Exploratory data analysis is how best data is manipulated to get the answers one needs. This helps make it easy for data analysts to discover patterns, check assumptions, test a hypothesis or reveal a better understanding of the dataset.

# Four primary types of EDA

Univariate non-graphical
This type focuses on analyzing a single variable at a time without using visualizations.
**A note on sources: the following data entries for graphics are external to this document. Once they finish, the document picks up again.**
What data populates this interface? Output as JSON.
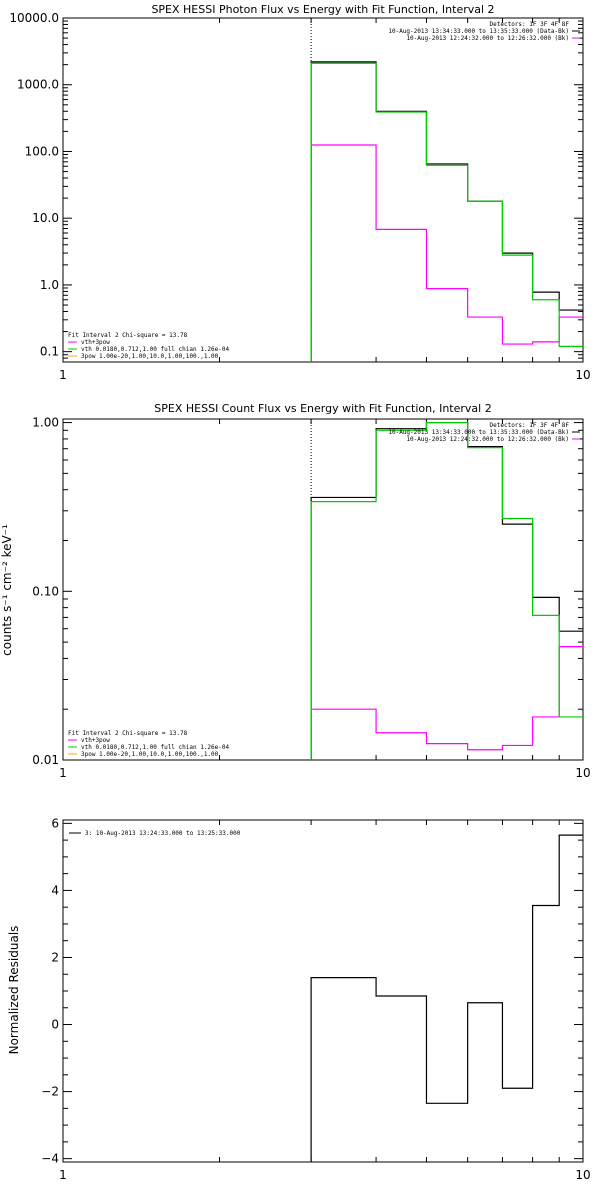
{
  "chart_data": [
    {
      "type": "line",
      "title": "SPEX HESSI Photon Flux vs Energy with Fit Function, Interval 2",
      "ylabel": "",
      "xscale": "log",
      "yscale": "log",
      "xlim": [
        1,
        10
      ],
      "ylim": [
        0.07,
        10000
      ],
      "x_ticks": [
        "1",
        "10"
      ],
      "y_ticks": [
        {
          "value": 10000,
          "label": "10000.0"
        },
        {
          "value": 1000,
          "label": "1000.0"
        },
        {
          "value": 100,
          "label": "100.0"
        },
        {
          "value": 10,
          "label": "10.0"
        },
        {
          "value": 1,
          "label": "1.0"
        },
        {
          "value": 0.1,
          "label": "0.1"
        }
      ],
      "marker_x": 3.0,
      "x_edges": [
        3.0,
        4.0,
        5.0,
        6.0,
        7.0,
        8.0,
        9.0,
        10.0
      ],
      "series": [
        {
          "color": "#000000",
          "values": [
            2200,
            400,
            65,
            18,
            3.0,
            0.78,
            0.42
          ]
        },
        {
          "color": "#ff00ff",
          "values": [
            125,
            6.8,
            0.88,
            0.33,
            0.13,
            0.14,
            0.33
          ]
        },
        {
          "color": "#00cc00",
          "values": [
            2100,
            390,
            62,
            18,
            2.8,
            0.6,
            0.12
          ]
        }
      ],
      "legend_top": [
        {
          "text": "Detectors: 1F 3F 4F 8F",
          "color": ""
        },
        {
          "text": "10-Aug-2013 13:34:33.000 to 13:35:33.000 (Data-Bk)",
          "color": "#000000"
        },
        {
          "text": "10-Aug-2013 12:24:32.000 to 12:26:32.000 (Bk)",
          "color": "#ff00ff"
        }
      ],
      "legend_bottom": [
        {
          "text": "Fit Interval 2   Chi-square = 13.78",
          "color": ""
        },
        {
          "text": "vth+3pow",
          "color": "#ff00ff"
        },
        {
          "text": "vth 0.0180,0.712,1.00  full chian 1.26e-04",
          "color": "#00cc00"
        },
        {
          "text": "3pow 1.00e-20,1.00,10.0,1.00,100.,1.00",
          "color": "#ffa500"
        }
      ]
    },
    {
      "type": "line",
      "title": "SPEX HESSI Count Flux vs Energy with Fit Function, Interval 2",
      "ylabel": "counts s⁻¹ cm⁻² keV⁻¹",
      "xscale": "log",
      "yscale": "log",
      "xlim": [
        1,
        10
      ],
      "ylim": [
        0.01,
        1.05
      ],
      "x_ticks": [
        "1",
        "10"
      ],
      "y_ticks": [
        {
          "value": 1.0,
          "label": "1.00"
        },
        {
          "value": 0.1,
          "label": "0.10"
        },
        {
          "value": 0.01,
          "label": "0.01"
        }
      ],
      "marker_x": 3.0,
      "x_edges": [
        3.0,
        4.0,
        5.0,
        6.0,
        7.0,
        8.0,
        9.0,
        10.0
      ],
      "series": [
        {
          "color": "#000000",
          "values": [
            0.36,
            0.92,
            1.0,
            0.72,
            0.25,
            0.092,
            0.058
          ]
        },
        {
          "color": "#ff00ff",
          "values": [
            0.02,
            0.0145,
            0.0125,
            0.0115,
            0.0122,
            0.018,
            0.047
          ]
        },
        {
          "color": "#00cc00",
          "values": [
            0.34,
            0.9,
            1.0,
            0.71,
            0.27,
            0.072,
            0.018
          ]
        }
      ],
      "legend_top": [
        {
          "text": "Detectors: 1F 3F 4F 8F",
          "color": ""
        },
        {
          "text": "10-Aug-2013 13:34:33.000 to 13:35:33.000 (Data-Bk)",
          "color": "#000000"
        },
        {
          "text": "10-Aug-2013 12:24:32.000 to 12:26:32.000 (Bk)",
          "color": "#ff00ff"
        }
      ],
      "legend_bottom": [
        {
          "text": "Fit Interval 2   Chi-square = 13.78",
          "color": ""
        },
        {
          "text": "vth+3pow",
          "color": "#ff00ff"
        },
        {
          "text": "vth 0.0180,0.712,1.00  full chian 1.26e-04",
          "color": "#00cc00"
        },
        {
          "text": "3pow 1.00e-20,1.00,10.0,1.00,100.,1.00",
          "color": "#ffa500"
        }
      ]
    },
    {
      "type": "line",
      "title": "",
      "ylabel": "Normalized Residuals",
      "xscale": "log",
      "yscale": "linear",
      "xlim": [
        1,
        10
      ],
      "ylim": [
        -4.1,
        6.1
      ],
      "x_ticks": [
        "1",
        "10"
      ],
      "y_ticks": [
        {
          "value": 6,
          "label": "6"
        },
        {
          "value": 4,
          "label": "4"
        },
        {
          "value": 2,
          "label": "2"
        },
        {
          "value": 0,
          "label": "0"
        },
        {
          "value": -2,
          "label": "−2"
        },
        {
          "value": -4,
          "label": "−4"
        }
      ],
      "x_edges": [
        3.0,
        4.0,
        5.0,
        6.0,
        7.0,
        8.0,
        9.0,
        10.0
      ],
      "series": [
        {
          "color": "#000000",
          "values": [
            1.4,
            0.85,
            -2.35,
            0.65,
            -1.9,
            3.55,
            5.65
          ]
        }
      ],
      "legend_top_left": [
        {
          "text": "3: 10-Aug-2013 13:24:33.000 to 13:25:33.000",
          "color": "#000000"
        }
      ]
    }
  ]
}
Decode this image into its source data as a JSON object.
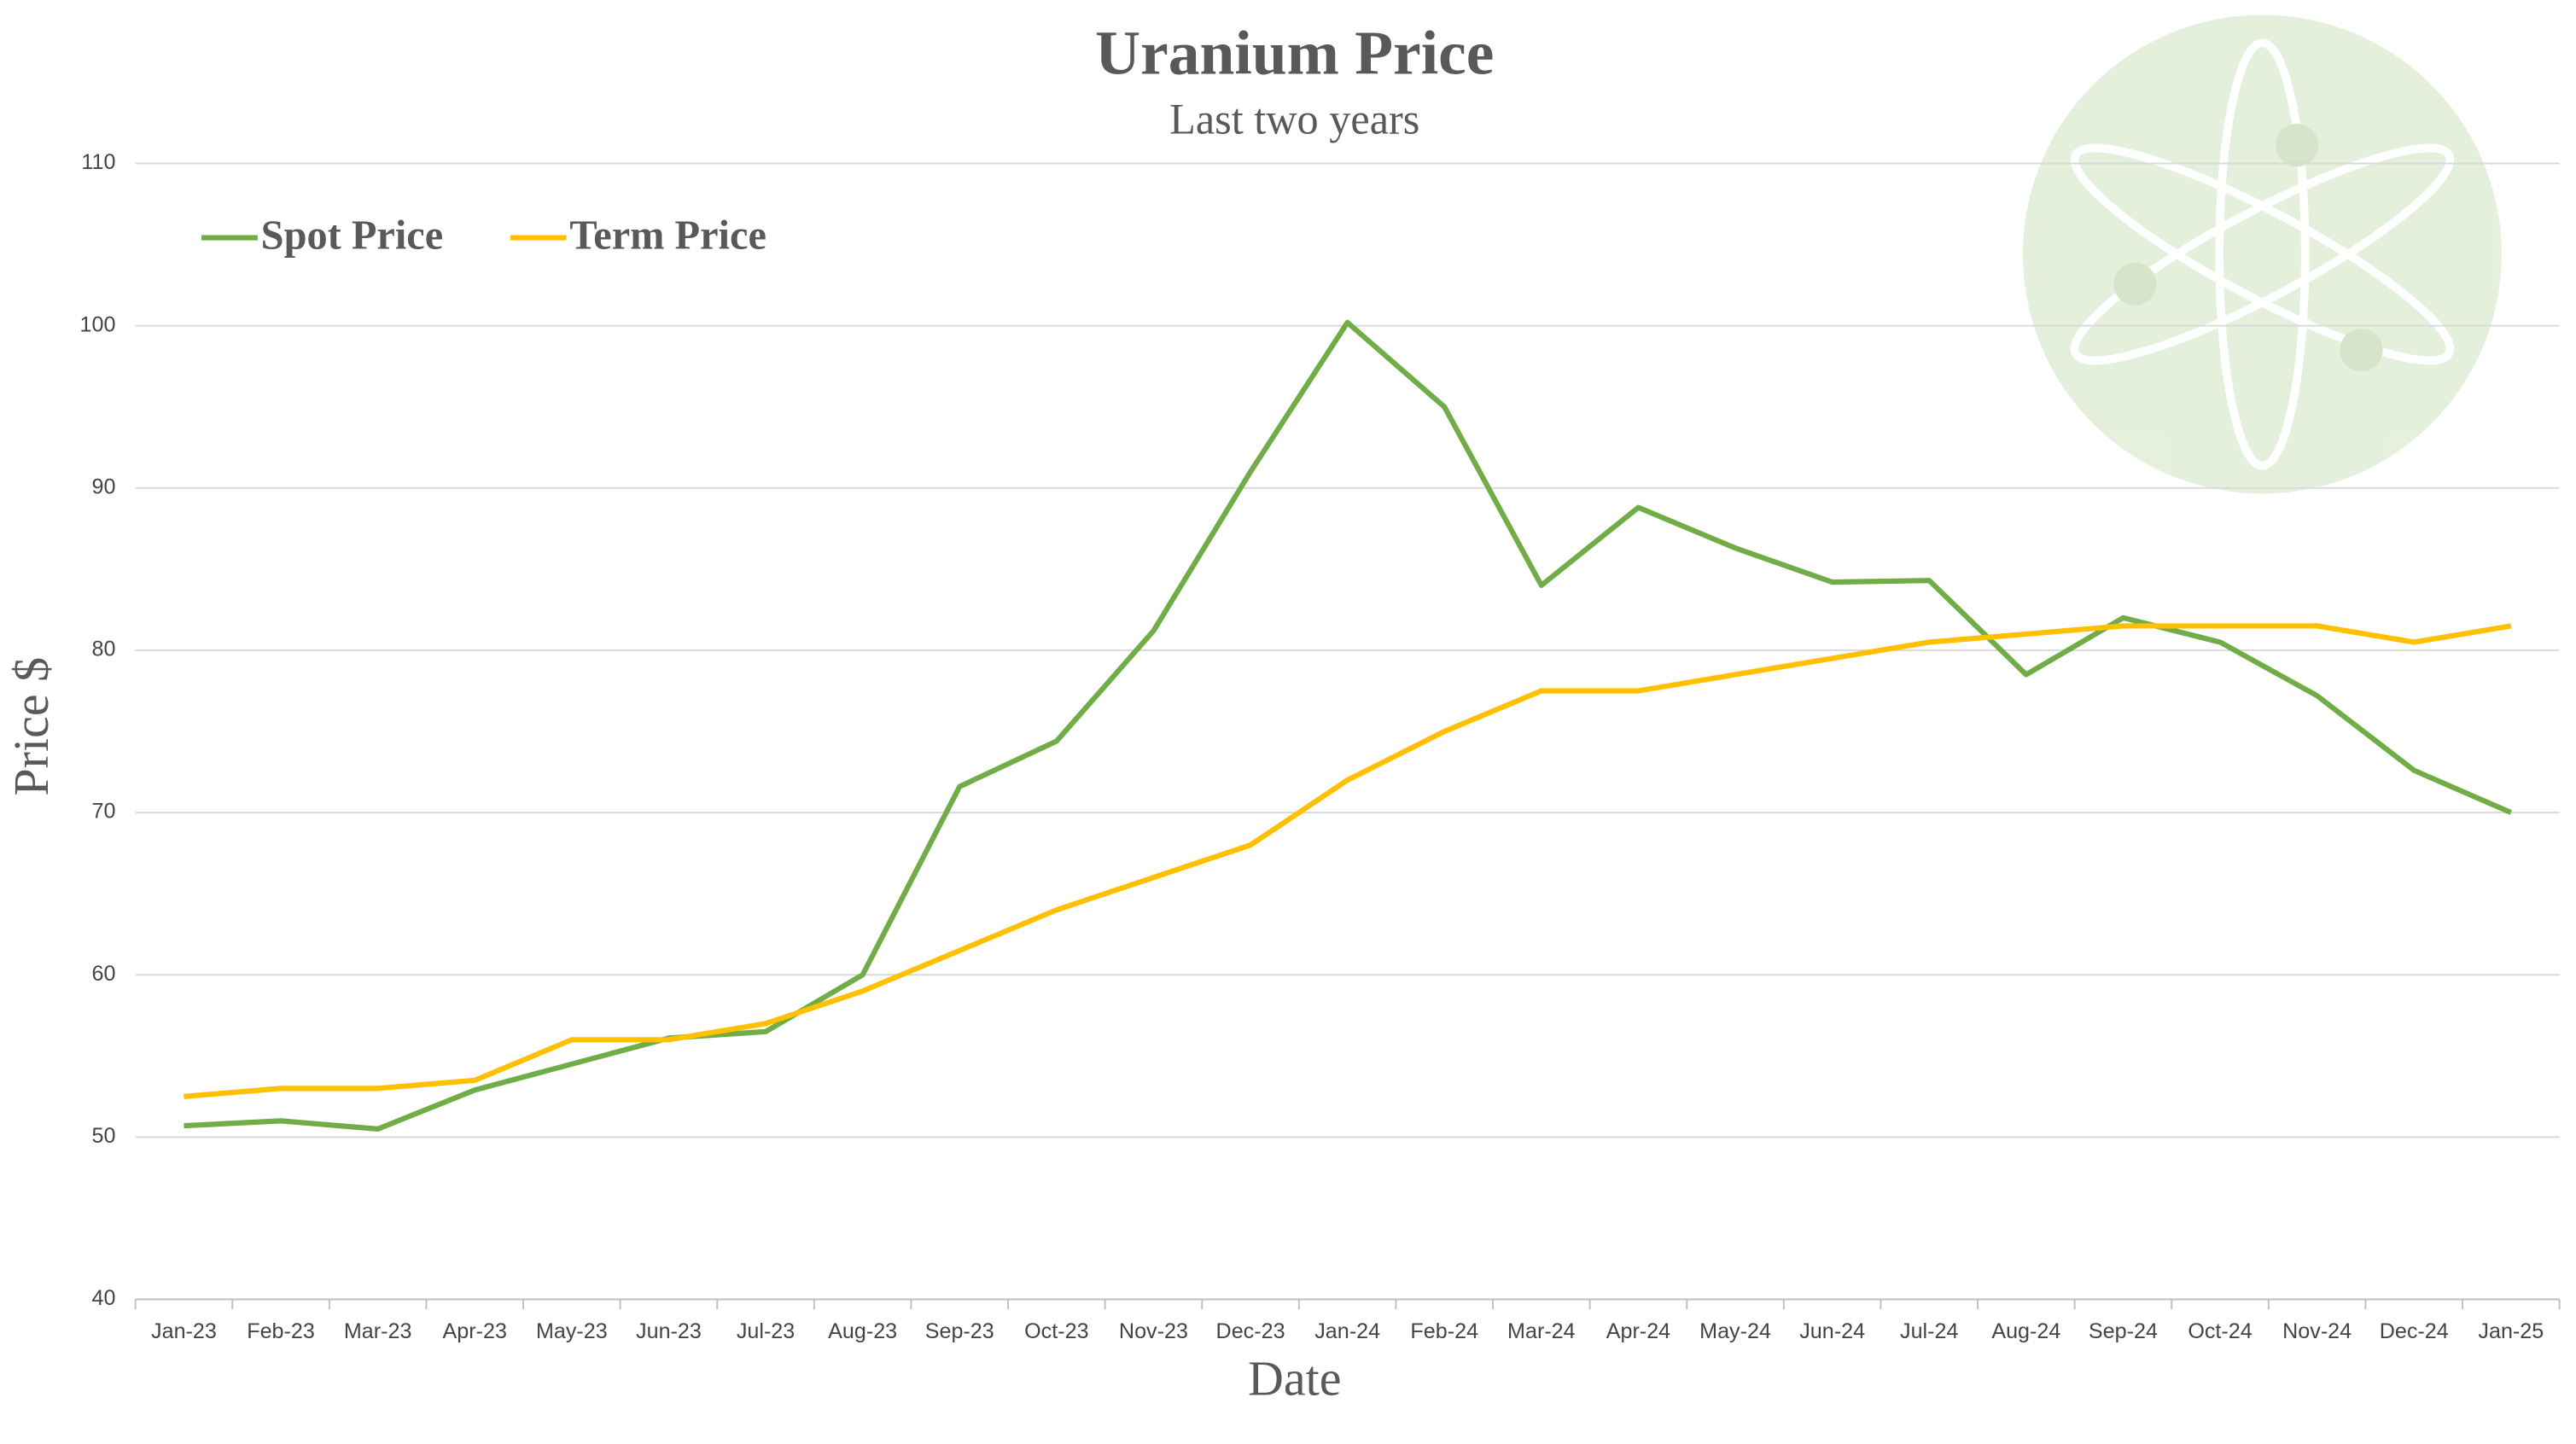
{
  "chart_data": {
    "type": "line",
    "title": "Uranium Price",
    "subtitle": "Last two years",
    "x_label": "Date",
    "y_label": "Price $",
    "categories": [
      "Jan-23",
      "Feb-23",
      "Mar-23",
      "Apr-23",
      "May-23",
      "Jun-23",
      "Jul-23",
      "Aug-23",
      "Sep-23",
      "Oct-23",
      "Nov-23",
      "Dec-23",
      "Jan-24",
      "Feb-24",
      "Mar-24",
      "Apr-24",
      "May-24",
      "Jun-24",
      "Jul-24",
      "Aug-24",
      "Sep-24",
      "Oct-24",
      "Nov-24",
      "Dec-24",
      "Jan-25"
    ],
    "series": [
      {
        "name": "Spot Price",
        "color": "#70ad47",
        "values": [
          50.7,
          51,
          50.5,
          52.9,
          54.5,
          56.1,
          56.5,
          60,
          71.6,
          74.4,
          81.2,
          91,
          100.2,
          95,
          84,
          88.8,
          86.3,
          84.2,
          84.3,
          78.5,
          82,
          80.5,
          77.2,
          72.6,
          70
        ]
      },
      {
        "name": "Term Price",
        "color": "#ffc000",
        "values": [
          52.5,
          53,
          53,
          53.5,
          56,
          56,
          57,
          59,
          61.5,
          64,
          66,
          68,
          72,
          75,
          77.5,
          77.5,
          78.5,
          79.5,
          80.5,
          81,
          81.5,
          81.5,
          81.5,
          80.5,
          81.5
        ]
      }
    ],
    "ylim": [
      40,
      110
    ],
    "yticks": [
      40,
      50,
      60,
      70,
      80,
      90,
      100,
      110
    ],
    "grid": true,
    "legend": "top-left"
  }
}
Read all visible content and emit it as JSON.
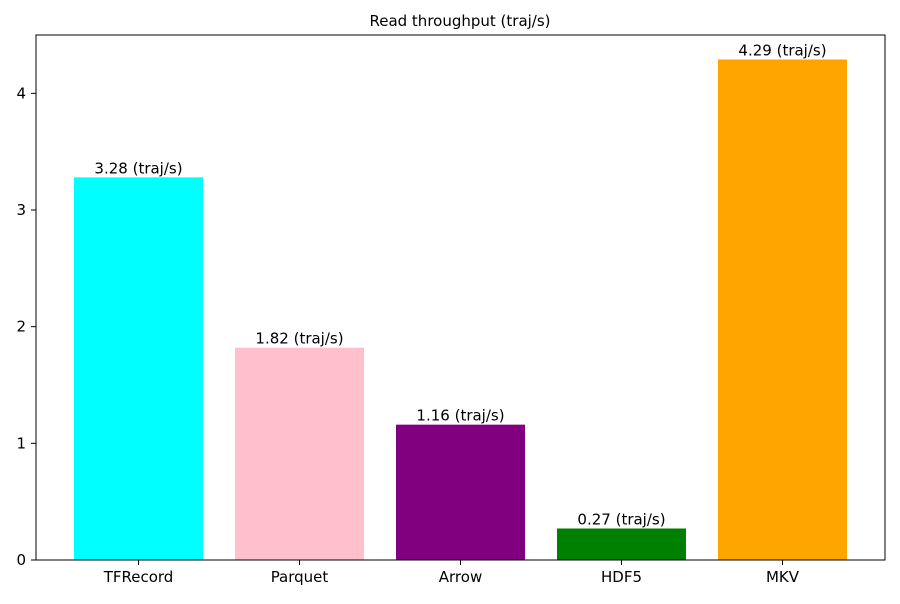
{
  "chart_data": {
    "type": "bar",
    "title": "Read throughput (traj/s)",
    "xlabel": "",
    "ylabel": "",
    "categories": [
      "TFRecord",
      "Parquet",
      "Arrow",
      "HDF5",
      "MKV"
    ],
    "values": [
      3.28,
      1.82,
      1.16,
      0.27,
      4.29
    ],
    "value_labels": [
      "3.28 (traj/s)",
      "1.82 (traj/s)",
      "1.16 (traj/s)",
      "0.27 (traj/s)",
      "4.29 (traj/s)"
    ],
    "colors": [
      "#00ffff",
      "#ffc0cb",
      "#800080",
      "#008000",
      "#ffa500"
    ],
    "ylim": [
      0,
      4.5
    ],
    "yticks": [
      0,
      1,
      2,
      3,
      4
    ],
    "grid": false,
    "legend": "none"
  }
}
• Descriptive Statistics: Measures like mean, median, mode, variance, standard deviation, and range.
• Frequency Distribution: Count of occurrences for each value in the dataset.
• Percentiles and Quartiles: Identifying specific points in the data distribution (e.g., 25th, 50th, and 75th percentiles).
``````print(df.describe())
``````

For example, in percentiles;
25th Percentile: The value below which 25% of the data falls.
50th Percentile: The median value
75th Percentile: The value below which 75% of the data falls.

Univariate graphical
This type also focuses on a single variable but uses visualizations to better understand its distribution. Common visual tools include:

• Histograms Show the distribution of a variable by grouping data into bins.
``````plt.figure(figsize=(10, 6))
sns.histplot(df['Temp_C'], kde=True)
plt.title('Distribution of Temperature')
plt.xlabel('Temperature')
plt.ylabel('Frequency')
plt.show()
``````

• Box Plots Display the distribution of data based on five summary statistics (minimum, first quartile, median, third quartile, and maximum).
• Density Plots Smoothed version of a histogram that shows the data distribution

Multivariate non-graphical
This type analyzes relationships between two or more variables without visual aids:

• Correlation Analysis Examining the linear relationship between two variables using correlation coefficients.
``````correlation_matrix = df.corr()
print(correlation_matrix)
``````

• Cross-tabulation Summarizing data by showing the relationship between categorical variables.
• Covariance Measuring the extent to which two variables change together.

Multivariate graphical
This type involves visualizing relationships between multiple variables to identify patterns and interactions. Common visual tools include:

• Scatter Plots Show the relationship between two continuous variables.
• Pair Plots Provide scatter plots for all possible pairs of variables in the dataset.
• Heatmaps Display correlation or other matrix-based data, using color to represent values.
``````correlation_matrix = df.corr()
plt.figure(figsize=(14, 7))
sns.heatmap(correlation_matrix, annot=True, cmap='coolwarm')
plt.title('Correlation Matrix')
plt.show()
``````

Red - (closer to 1) represent positive correlation
Blue - (closer to -1) represent negative correlation
white shades - little to no correlation

• 3D Plots Visualize the relationship between three variables simultaneously.

# Tools and Libraries

Python-Based Tools

• Pandas
A powerful data manipulation library that offers tools for data cleaning, aggregation, and simple statistical analysis. It integrates well with other Python libraries for visualizations.

• Matplotlib
A plotting library for creating static, animated, and interactive visualizations in Python. It’s often used for basic graphs like histograms, scatter plots, and line plots.

• Seaborn
Seaborn provides a high-level interface for drawing attractive and informative statistical graphics, such as pair plots, heatmaps, and box plots.

Jupyter Notebooks
This allows you to create and share documents containing live code, equations, visualizations, and narrative text. It’s highly flexible for combining code, output, and documentation in one place.

BI Tools

• Tableau A popular business intelligence tool that allows for drag-and-drop creation of interactive dashboards, visualizations, and in-depth data analysis.
• Power BI Microsoft’s business analytics service that offers powerful data visualization and reporting capabilities, making it a strong tool for EDA in a business context.